I have not read the report. However, the “African agency” is the most prominent victim in the narrative outlined above. It presents Russia as an all-powerful force that supports the overthrow of elected governments, many of which have the backing of the West and seeks to woo or persuade its allies into following its lead or “corrupting” them in the process.
Russia has not been in Africa for nearly thirty years, ever since the fall of the Soviet Union. When Russia hosted the first Russia-Africa Summit in 2019, many people believed it would only add to the already many Africa+1 conferences without offering anything new. However, the pace at which Russia is gaining ground in Africa has startled Western academics. In fact, Russia has been more politically and economically involved in Africa in recent years. But in this particular case, one private military group—the Wagner Group, as we all know it—has spearheaded the most successful kind of engagement on behalf of Russia, as opposed to a government-to-government or business-to-business model.
Since late 2017, Wagner’s military presence in Africa has increased significantly. Troops have been stationed in Sudan, Libya, Mali, Mozambique, Burkina Faso, and Mali, and the company is actively seeking to expand into several more states. Nevertheless, it still cannot compete with China, the US, or the EU in terms of physical infrastructure.
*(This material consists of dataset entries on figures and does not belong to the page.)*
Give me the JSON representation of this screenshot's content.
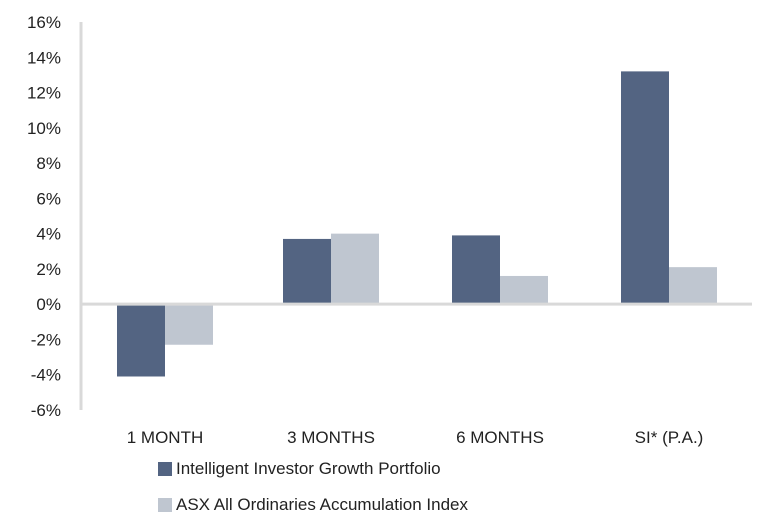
{
  "chart_data": {
    "type": "bar",
    "title": "",
    "xlabel": "",
    "ylabel": "",
    "categories": [
      "1 MONTH",
      "3 MONTHS",
      "6 MONTHS",
      "SI* (P.A.)"
    ],
    "series": [
      {
        "name": "Intelligent Investor Growth Portfolio",
        "color": "#536482",
        "values": [
          -4.1,
          3.7,
          3.9,
          13.2
        ]
      },
      {
        "name": "ASX All Ordinaries Accumulation Index",
        "color": "#bfc6d0",
        "values": [
          -2.3,
          4.0,
          1.6,
          2.1
        ]
      }
    ],
    "ylim": [
      -6,
      16
    ],
    "yticks": [
      16,
      14,
      12,
      10,
      8,
      6,
      4,
      2,
      0,
      -2,
      -4,
      -6
    ],
    "ytick_labels": [
      "16%",
      "14%",
      "12%",
      "10%",
      "8%",
      "6%",
      "4%",
      "2%",
      "0%",
      "-2%",
      "-4%",
      "-6%"
    ],
    "grid": false,
    "legend_position": "bottom-left",
    "axis_color": "#d9d9d9"
  }
}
In practical terms and compared to China, do you think Russia has made visible impact on infrastructure development in the continent since the collapse of the Soviet era in 1991?
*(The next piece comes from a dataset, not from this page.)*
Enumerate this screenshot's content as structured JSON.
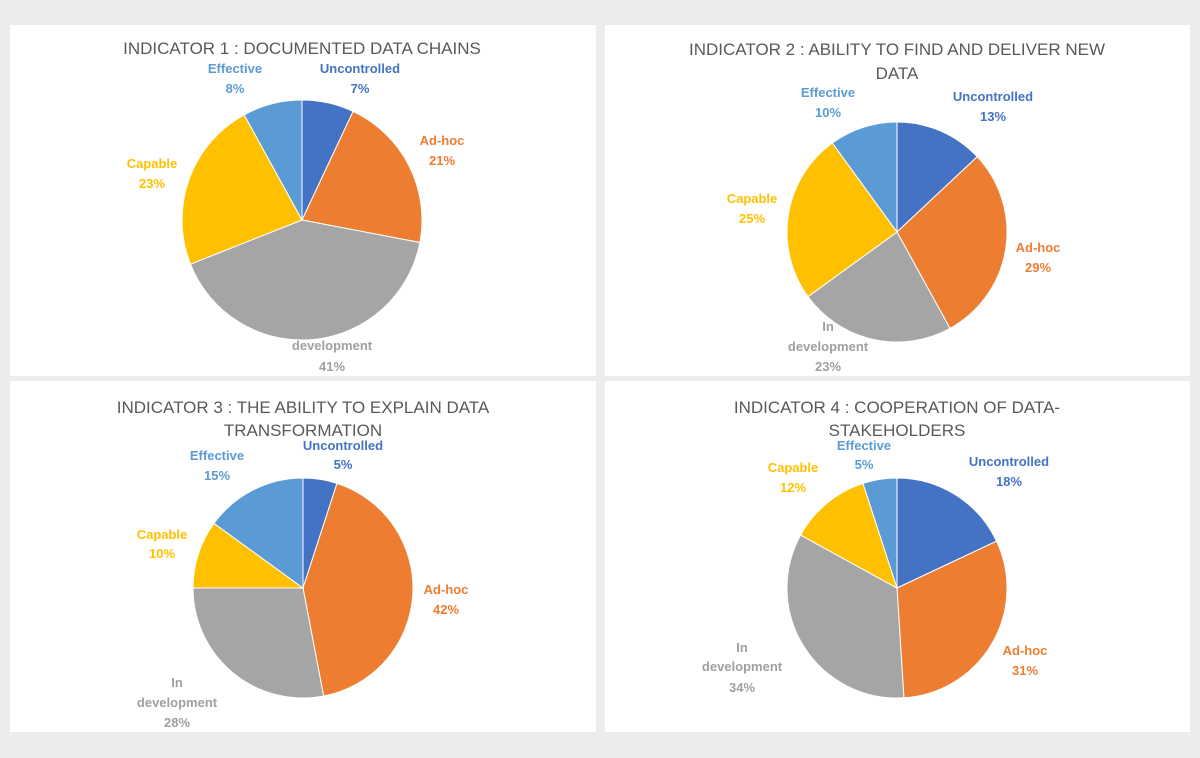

Africa currently has a $12 billion trade deficit with Russia because it imports five times as much as it exports. President Putin vowed to boost Russia’s trade with Africa from approximately $16.8 billion to $40 billion yearly in five years following the 2019 Russia-Africa Summit. Currently, it remains stagnant at roughly $18 billion each year, representing 2% of the total trade on the continent. Furthermore, two-thirds of Russia’s overall trade with Africa is confined to merely four countries. They are Algeria, Egypt, Morocco, and South Africa.
On the other hand, China is Africa’s largest trading partner for 15 consecutive years. South Africa is China’s largest trading partner among all African economies, accounting for 19.9 per cent of total trade with the continent, followed by Nigeria and Angola. China’s total trade with Africa grew by 1.5 per cent in 2023 from 2022 to $282.1 billion. Chinese exports to Africa reached $173 billion, an increase of 7.5 per cent over 2022, while its imports from the continent dropped by 6.7 per cent to $109 billion. While the $100 million year-on-year increase made 2023 bilateral trade a record, Africa’s trade deficit with China continued to expand, from $46.9 billion in 2022 to $64 billion in 2023. Clearly, comparing Russia with China would not be logical.
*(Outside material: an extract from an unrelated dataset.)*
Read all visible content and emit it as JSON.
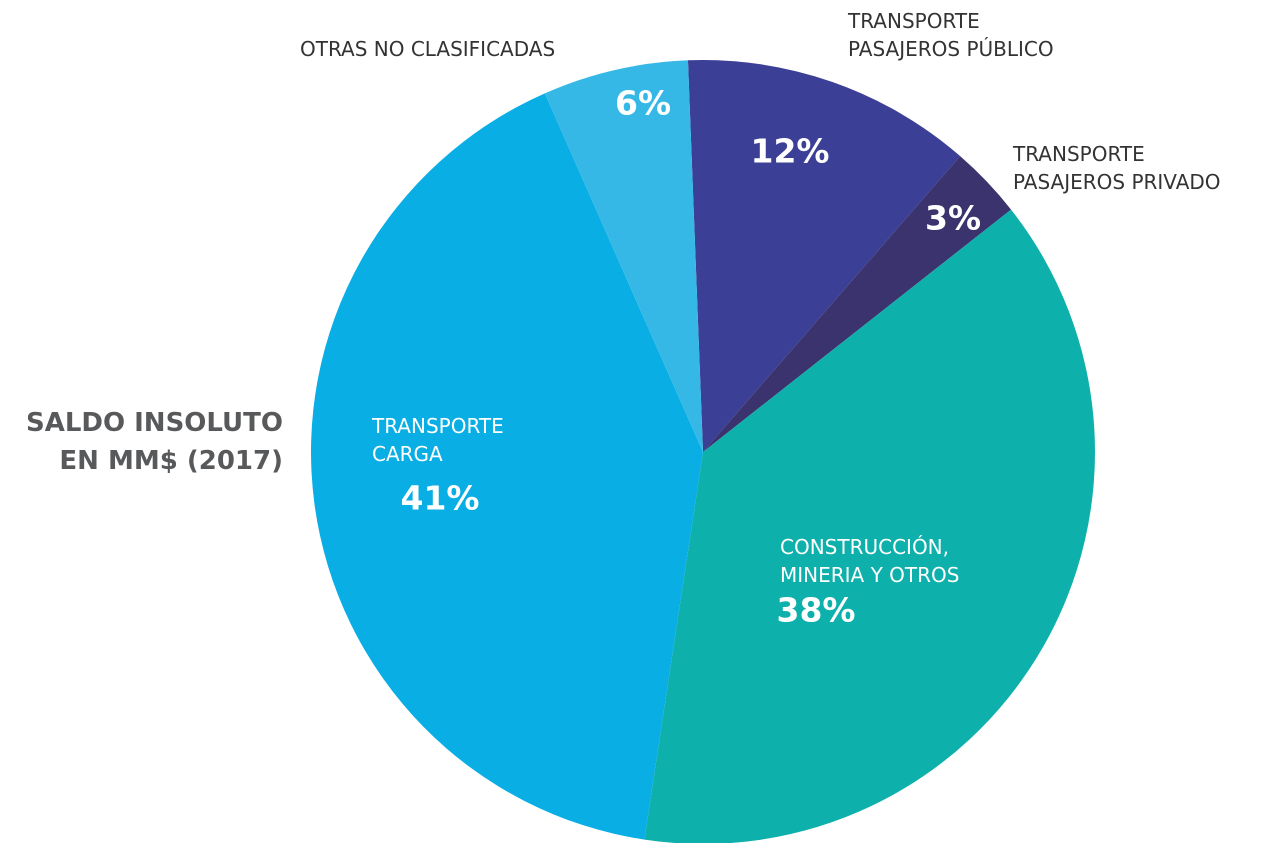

Can we conclude this discussion with the significance of peace, justice and strong state institutions (UN SDG 16), what has been achieved over the past few years, the challenges and the way forward in West Africa?
Recently, a very significant event took place in West Africa. Three junta-led governments—Burkina Faso, Mali, and Niger—decided to leave ECOWAS and establish the “Alliance of Sahel States,” a mini-lateral regional organization, in response to the organization’s threat of military action. It’s being referred to as the “Brexit of Africa” by many, and it might have disastrous repercussions in the neighbouring countries. In response, ECOWAS chose to lift these nations’ economic sanctions. However, maybe it is too little, too late. The United Nations will have a tough time in its quest for SDG-16 in the Sahel.